Day to day life for me here is generally full of confusion and reliance on others for clarification. Therefore, it’s definitely not for the faint of heart, or for those who are used to being fiercely independent. In addition to this, language difficulties certainly present their own challenges.

However, this said, if you have the tenacity to learn the language, and can learn to relinquish control, adapt and just get used to going with it, the rewards from this extremely culturally immersive experience are immeasurable.

It’s the hardest thing I’ve done, but I wouldn’t change a thing. I’m totally in awe with this experience.

Q: What is your favourite Indonesian food? Where is your favourite place to eat?

Oh…there is no SINGLE favourite food when it comes to Indonesia! Pecel was my go to, and for the best (and western portion size!) try Bu Bagyo. For dining out, you must try Waroeng SS or Jejamuran (heaps of vegetarian options).

For sweet and refreshing, it has to be Es Teler Special from ‘Es Teler Mendunia’. And don’t go past the sugar/peanut filled boiled rice flour balls known as Mochi. Mochi can usually be found in a ‘bake sale’-style-table near the INCULS building at UGM.

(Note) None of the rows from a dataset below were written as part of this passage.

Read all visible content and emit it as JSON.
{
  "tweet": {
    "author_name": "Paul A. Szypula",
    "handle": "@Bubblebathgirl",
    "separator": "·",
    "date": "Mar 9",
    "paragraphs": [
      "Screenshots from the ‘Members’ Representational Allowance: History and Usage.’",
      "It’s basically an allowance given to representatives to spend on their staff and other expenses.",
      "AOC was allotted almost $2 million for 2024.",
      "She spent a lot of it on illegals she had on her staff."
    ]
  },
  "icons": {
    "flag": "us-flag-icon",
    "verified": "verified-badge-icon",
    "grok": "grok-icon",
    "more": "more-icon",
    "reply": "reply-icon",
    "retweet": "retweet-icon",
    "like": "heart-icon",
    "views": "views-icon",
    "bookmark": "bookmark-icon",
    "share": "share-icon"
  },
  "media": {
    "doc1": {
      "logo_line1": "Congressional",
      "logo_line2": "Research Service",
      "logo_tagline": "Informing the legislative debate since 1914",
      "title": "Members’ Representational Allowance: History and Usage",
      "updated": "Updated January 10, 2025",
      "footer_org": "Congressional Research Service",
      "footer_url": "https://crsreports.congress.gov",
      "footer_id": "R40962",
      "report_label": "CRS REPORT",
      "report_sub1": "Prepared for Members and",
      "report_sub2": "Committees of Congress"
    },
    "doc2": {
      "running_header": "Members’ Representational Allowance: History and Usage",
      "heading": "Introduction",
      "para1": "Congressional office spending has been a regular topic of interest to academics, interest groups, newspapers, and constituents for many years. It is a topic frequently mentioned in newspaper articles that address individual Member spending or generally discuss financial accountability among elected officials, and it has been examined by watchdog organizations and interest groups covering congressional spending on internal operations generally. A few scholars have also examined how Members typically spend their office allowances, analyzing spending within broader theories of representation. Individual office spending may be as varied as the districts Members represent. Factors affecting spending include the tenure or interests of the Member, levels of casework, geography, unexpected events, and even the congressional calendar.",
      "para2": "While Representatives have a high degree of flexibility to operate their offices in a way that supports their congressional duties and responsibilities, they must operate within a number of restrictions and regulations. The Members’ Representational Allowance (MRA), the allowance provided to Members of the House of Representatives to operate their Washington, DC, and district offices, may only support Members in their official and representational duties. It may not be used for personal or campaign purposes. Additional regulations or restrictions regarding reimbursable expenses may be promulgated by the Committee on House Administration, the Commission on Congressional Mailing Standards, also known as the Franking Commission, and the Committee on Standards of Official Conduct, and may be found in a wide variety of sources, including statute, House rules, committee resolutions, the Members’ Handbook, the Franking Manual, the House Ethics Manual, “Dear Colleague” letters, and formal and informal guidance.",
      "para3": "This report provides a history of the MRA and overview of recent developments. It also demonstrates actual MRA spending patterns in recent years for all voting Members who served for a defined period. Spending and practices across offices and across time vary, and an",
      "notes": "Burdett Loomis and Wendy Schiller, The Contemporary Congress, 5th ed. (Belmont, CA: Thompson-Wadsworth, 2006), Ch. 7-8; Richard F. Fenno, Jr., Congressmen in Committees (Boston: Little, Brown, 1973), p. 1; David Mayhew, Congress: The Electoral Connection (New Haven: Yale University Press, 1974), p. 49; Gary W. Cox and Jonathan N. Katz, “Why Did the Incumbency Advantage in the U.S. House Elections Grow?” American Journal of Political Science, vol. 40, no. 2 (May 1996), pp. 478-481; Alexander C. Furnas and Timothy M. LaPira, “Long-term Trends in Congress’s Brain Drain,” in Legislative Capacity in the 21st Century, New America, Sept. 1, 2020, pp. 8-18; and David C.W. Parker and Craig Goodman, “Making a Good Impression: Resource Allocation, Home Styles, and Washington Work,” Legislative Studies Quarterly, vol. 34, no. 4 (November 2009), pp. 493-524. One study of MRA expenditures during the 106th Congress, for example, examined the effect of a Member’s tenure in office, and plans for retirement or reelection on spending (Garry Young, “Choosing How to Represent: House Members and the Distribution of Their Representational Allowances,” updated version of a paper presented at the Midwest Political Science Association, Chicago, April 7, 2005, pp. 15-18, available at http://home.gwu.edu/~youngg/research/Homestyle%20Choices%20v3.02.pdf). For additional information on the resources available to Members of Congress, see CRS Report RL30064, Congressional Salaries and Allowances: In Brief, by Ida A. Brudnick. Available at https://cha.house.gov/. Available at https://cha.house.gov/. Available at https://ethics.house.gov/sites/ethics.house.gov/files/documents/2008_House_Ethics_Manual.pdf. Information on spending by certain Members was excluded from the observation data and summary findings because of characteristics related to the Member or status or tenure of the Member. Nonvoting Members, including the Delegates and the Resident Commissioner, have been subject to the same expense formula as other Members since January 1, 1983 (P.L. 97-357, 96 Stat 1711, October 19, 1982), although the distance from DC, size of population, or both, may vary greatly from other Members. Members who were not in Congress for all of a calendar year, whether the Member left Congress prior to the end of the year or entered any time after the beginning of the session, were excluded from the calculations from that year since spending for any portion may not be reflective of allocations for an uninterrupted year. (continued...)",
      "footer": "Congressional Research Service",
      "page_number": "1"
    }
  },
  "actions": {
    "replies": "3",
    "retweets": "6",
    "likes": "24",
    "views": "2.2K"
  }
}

Q: Favourite Indonesian word/phrase?

“Sudah mandi?” – Have you bathed? Get used to it. You’ll be asked it a lot. Also, asking for your tea ‘tawar’ will help you to avoid diabetes.

Q: What places in Indonesia have you visited during your semester so far?

There is a lot to explore in Yogyakarta city itself. Outside of this, I’ve explored the Gunung Kidul region, which is home to many beaches and caves. After my development placement, I’m planning a diving trip in North Sulawesi.